On the other hand, we rarely examine a momentum shift in our own lives. We may say it’s fate or luck, but as the saying goes, we make our own luck.
As an executive coach at HP, I became a fan of positive psychology. It’s a powerful tool for life and business effectiveness. Whereas most of psychology prior to 1998 had been focused on negative deviance from the “norm” of mental health, APA president Martin Seligman and others decided to focus on positive deviance, like success.
Consider the New Year’s resolution. We pass through this liminal dimension without examination. By spring, we usually bemoan our failed New Year’s resolutions. (Are you still keeping up with yours? Or do you even remember it?).
Rarely do we examine the liminal doorway we passed through from success to failure (i.e. moving from the decision to lose weight or tackle a sales challenge to trying to recall what that resolution was in the first place).
The solution? Consider this insight from Shawn Achor’s book, The Happiness Advantage: The Seven Principles of Positive Psychology That Fuel Success and Performance at Work.
What if you were to put that process of decline into slow motion, dissect the steps that led to the decline and then arrest it before it begins?
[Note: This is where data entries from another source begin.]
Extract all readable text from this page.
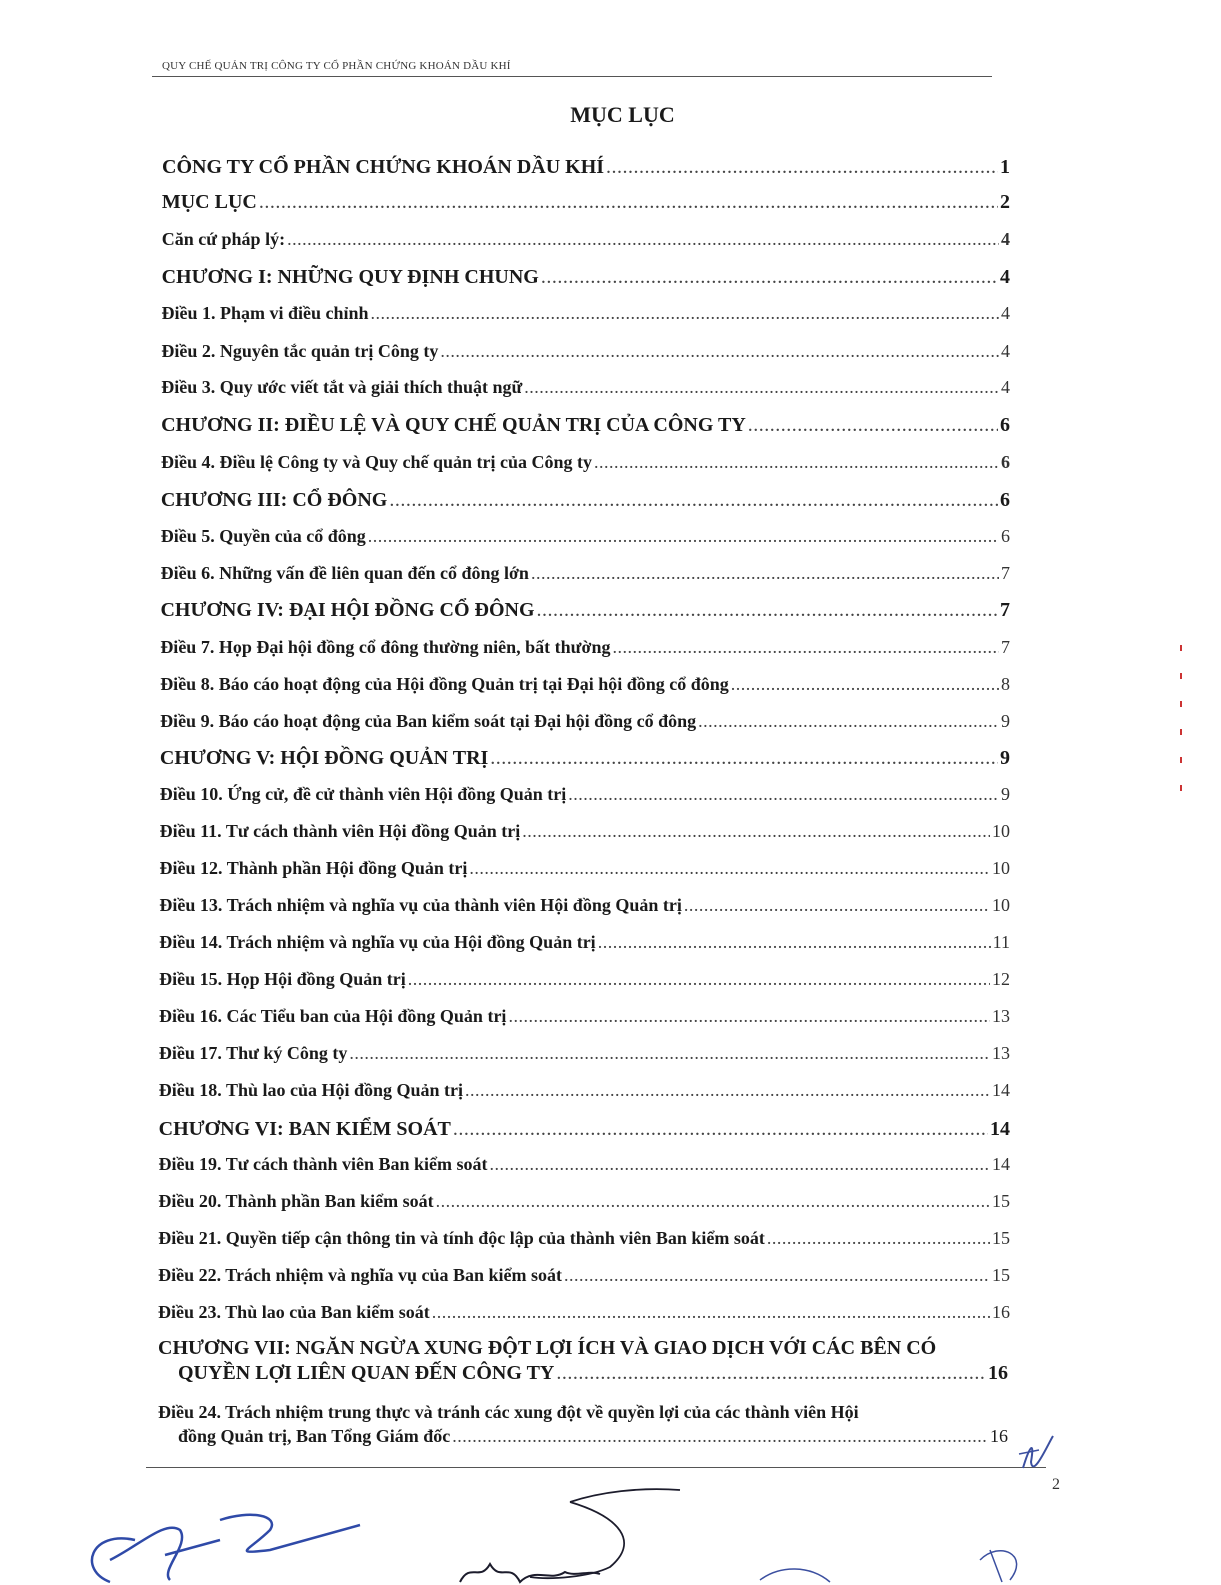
QUY CHẾ QUẢN TRỊ CÔNG TY CỔ PHẦN CHỨNG KHOÁN DẦU KHÍ
MỤC LỤC
CÔNG TY CỔ PHẦN CHỨNG KHOÁN DẦU KHÍ .....	1
MỤC LỤC .....	2
Căn cứ pháp lý: .....	4
CHƯƠNG I: NHỮNG QUY ĐỊNH CHUNG .....	4
Điều 1. Phạm vi điều chỉnh .....	4
Điều 2. Nguyên tắc quản trị Công ty .....	4
Điều 3. Quy ước viết tắt và giải thích thuật ngữ .....	4
CHƯƠNG II: ĐIỀU LỆ VÀ QUY CHẾ QUẢN TRỊ CỦA CÔNG TY .....	6
Điều 4. Điều lệ Công ty và Quy chế quản trị của Công ty .....	6
CHƯƠNG III: CỔ ĐÔNG .....	6
Điều 5. Quyền của cổ đông .....	6
Điều 6. Những vấn đề liên quan đến cổ đông lớn .....	7
CHƯƠNG IV: ĐẠI HỘI ĐỒNG CỔ ĐÔNG .....	7
Điều 7. Họp Đại hội đồng cổ đông thường niên, bất thường .....	7
Điều 8. Báo cáo hoạt động của Hội đồng Quản trị tại Đại hội đồng cổ đông .....	8
Điều 9. Báo cáo hoạt động của Ban kiểm soát tại Đại hội đồng cổ đông .....	9
CHƯƠNG V: HỘI ĐỒNG QUẢN TRỊ .....	9
Điều 10. Ứng cử, đề cử thành viên Hội đồng Quản trị .....	9
Điều 11. Tư cách thành viên Hội đồng Quản trị .....	10
Điều 12. Thành phần Hội đồng Quản trị .....	10
Điều 13. Trách nhiệm và nghĩa vụ của thành viên Hội đồng Quản trị .....	10
Điều 14. Trách nhiệm và nghĩa vụ của Hội đồng Quản trị .....	11
Điều 15. Họp Hội đồng Quản trị .....	12
Điều 16. Các Tiểu ban của Hội đồng Quản trị .....	13
Điều 17. Thư ký Công ty .....	13
Điều 18. Thù lao của Hội đồng Quản trị .....	14
CHƯƠNG VI: BAN KIỂM SOÁT .....	14
Điều 19. Tư cách thành viên Ban kiểm soát .....	14
Điều 20. Thành phần Ban kiểm soát .....	15
Điều 21. Quyền tiếp cận thông tin và tính độc lập của thành viên Ban kiểm soát .....	15
Điều 22. Trách nhiệm và nghĩa vụ của Ban kiểm soát .....	15
Điều 23. Thù lao của Ban kiểm soát .....	16
CHƯƠNG VII: NGĂN NGỪA XUNG ĐỘT LỢI ÍCH VÀ GIAO DỊCH VỚI CÁC BÊN CÓ
QUYỀN LỢI LIÊN QUAN ĐẾN CÔNG TY .....	16
Điều 24. Trách nhiệm trung thực và tránh các xung đột về quyền lợi của các thành viên Hội
đồng Quản trị, Ban Tổng Giám đốc .....	16
2
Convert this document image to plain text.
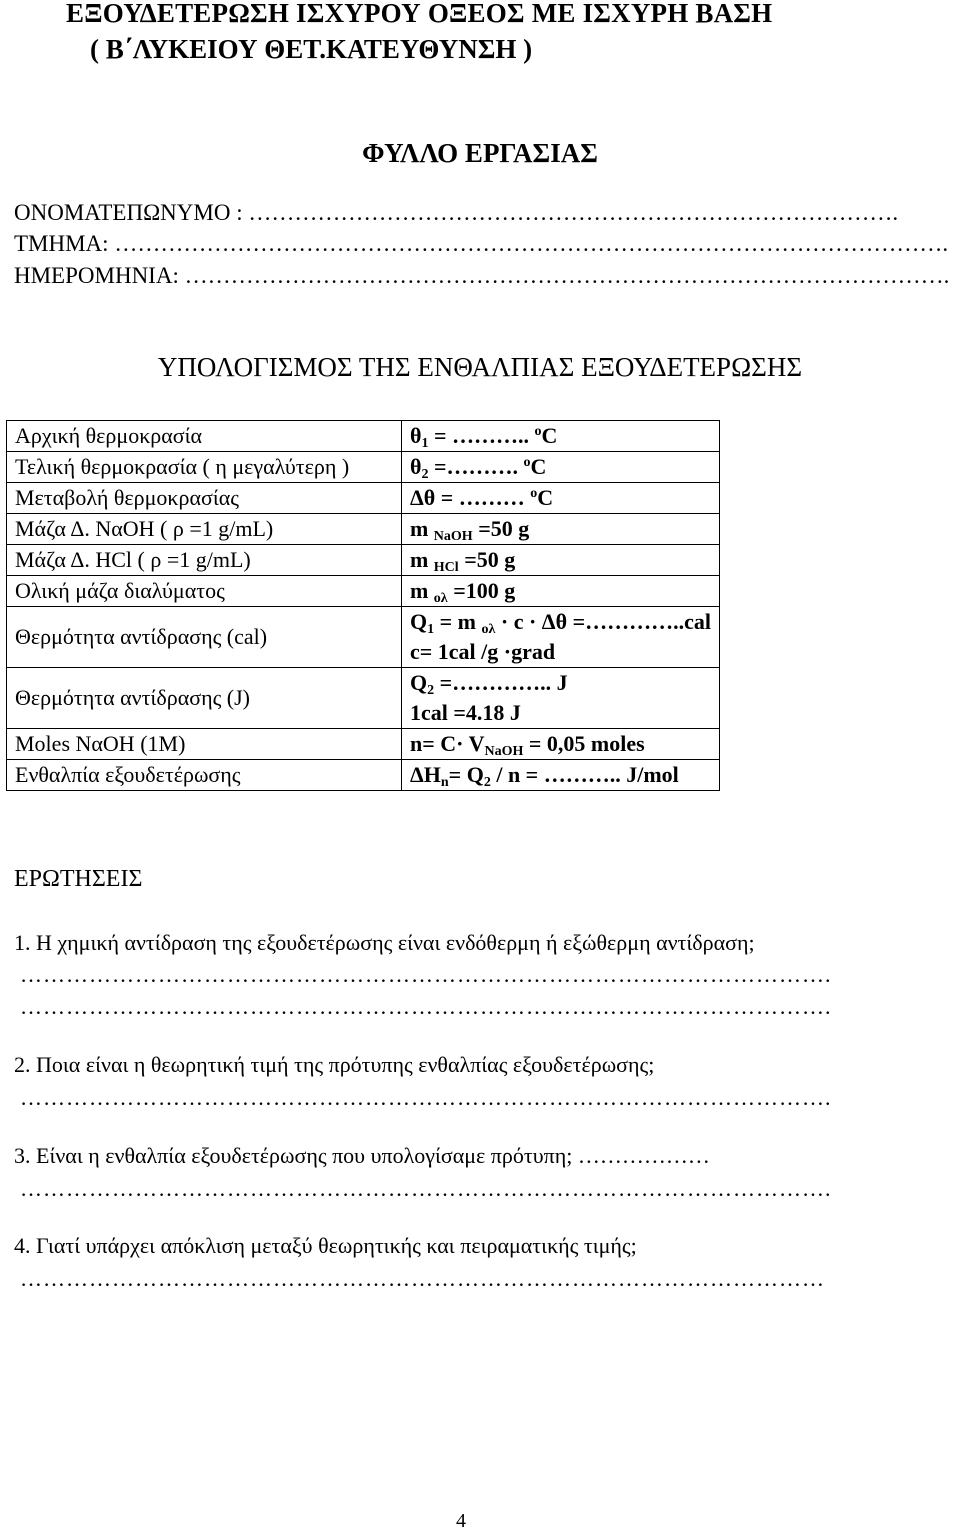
ΕΞΟΥΔΕΤΕΡΩΣΗ ΙΣΧΥΡΟΥ ΟΞΕΟΣ ΜΕ ΙΣΧΥΡΗ ΒΑΣΗ
( Β΄ΛΥΚΕΙΟΥ ΘΕΤ.ΚΑΤΕΥΘΥΝΣΗ )
ΦΥΛΛΟ ΕΡΓΑΣΙΑΣ
ΟΝΟΜΑΤΕΠΩΝΥΜΟ : ………………………………………………………………………….
ΤΜΗΜΑ: ……………………………………………………………………………………………….
ΗΜΕΡΟΜΗΝΙΑ: ……………………………………………………………………………………….
ΥΠΟΛΟΓΙΣΜΟΣ ΤΗΣ ΕΝΘΑΛΠΙΑΣ ΕΞΟΥΔΕΤΕΡΩΣΗΣ
Αρχική θερμοκρασία	$\theta_1$ = ……….. $^o$C
Τελική θερμοκρασία ( η μεγαλύτερη )	$\theta_2$ =………. $^o$C
Μεταβολή θερμοκρασίας	Δθ = ……… $^o$C
Μάζα Δ. ΝαΟΗ ( ρ =1 g/mL)	m $_{NaOH}$ =50 g
Μάζα Δ. HCl ( ρ =1 g/mL)	m $_{HCl}$ =50 g
Ολική μάζα διαλύματος	m $_{o\lambda}$ =100 g
Θερμότητα αντίδρασης (cal)	$Q_1 = m$ $_{o\lambda}$ · c · Δθ =…………..cal
c= 1cal /g ·grad

Θερμότητα αντίδρασης (J)	$Q_2$ =………….. J
1cal =4.18 J

Moles ΝαΟΗ (1M)	$n= C\cdot V_{NaOH} = 0,05$ moles
Ενθαλπία εξουδετέρωσης	$\Delta H_n= Q_2 / n$ = ……….. J/mol
ΕΡΩΤΗΣΕΙΣ
1. Η χημική αντίδραση της εξουδετέρωσης είναι ενδόθερμη ή εξώθερμη αντίδραση;
…………………………………………………………………………………………….
…………………………………………………………………………………………….
2. Ποια είναι η θεωρητική τιμή της πρότυπης ενθαλπίας εξουδετέρωσης;
…………………………………………………………………………………………….
3. Είναι η ενθαλπία εξουδετέρωσης που υπολογίσαμε πρότυπη; ………………
…………………………………………………………………………………………….
4. Γιατί υπάρχει απόκλιση μεταξύ θεωρητικής και πειραματικής τιμής;
……………………………………………………………………………………………
4
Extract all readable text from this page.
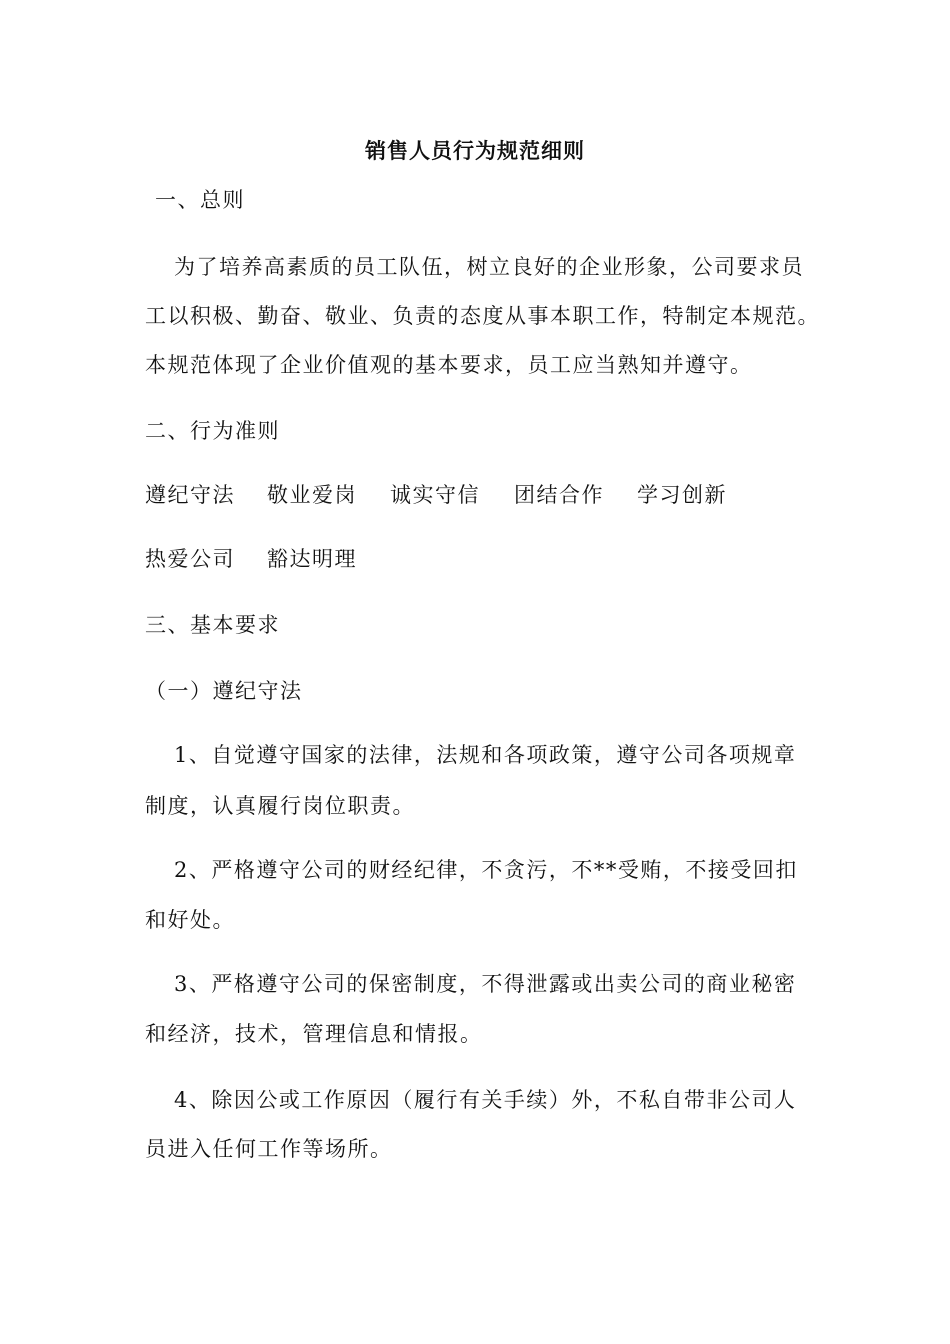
销售人员行为规范细则
一、总则
为了培养高素质的员工队伍，树立良好的企业形象，公司要求员
工以积极、勤奋、敬业、负责的态度从事本职工作，特制定本规范。
本规范体现了企业价值观的基本要求，员工应当熟知并遵守。
二、行为准则
遵纪守法 敬业爱岗 诚实守信 团结合作 学习创新
热爱公司 豁达明理
三、基本要求
（一）遵纪守法
1、自觉遵守国家的法律，法规和各项政策，遵守公司各项规章
制度，认真履行岗位职责。
2、严格遵守公司的财经纪律，不贪污，不**受贿，不接受回扣
和好处。
3、严格遵守公司的保密制度，不得泄露或出卖公司的商业秘密
和经济，技术，管理信息和情报。
4、除因公或工作原因（履行有关手续）外，不私自带非公司人
员进入任何工作等场所。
If instead, as I proudly did this morning, you bound out of bed and choose to first compose a blog, do an in-depth analysis of a client portfolio, meditate/pray, or some other proactive decision, imagine how much progress you can make on fighting the fires that keep you from building your business (refer to last week’s blog).
Our impatience with responsiveness—consider your impatience to wait five seconds for a link to load—carries over to decision making. If it takes more than 20 seconds to do a good but difficult habit, it’s likely we’ve already lost the battle.
Achor relates an experiment he did on himself. He decided he wanted to start playing guitar again so he set out to resurrect that practice. He knew that if he could keep it up for 21 days, he’d be hooked on this positive new habit. Much to his chagrin, he found after three weeks of keeping track, he had only 3 check marks on his calendar.
Dissecting the issue, he realized that the 20 seconds it took him to walk across the room, get his guitar out of the closet, and take it out of the case was just enough effort to thwart his decision to play his guitar daily. It took too much initiation energy.
His solution was to buy a $2 guitar stand, take his guitar out of the case, and leave it on the stand in the middle of the room. Voilà! He removed the barrier to cultivating that new habit and was not only able to practice 21 days in a row, he was still at it when he wrote the book.
Guess who needs to get a cello stand?
Make a decision today, schedule it in your calendar, and go public—tell a colleague or friend.
Consider these steps:
- Choose a new habit you want to acquire.
- Analyze what you can do to lower the initiation threshold of that task: what makes it hard to do that task? Then plot a course of action to lower that threshold.
- Write out this declaration: I, [your name], will [do a specific action] starting [date and time] for 21 days. I will tell [colleague’s name] by phone/in person today. I will keep a record.
Consider sharing with us: what obstacles did you remove? How is your experiment going?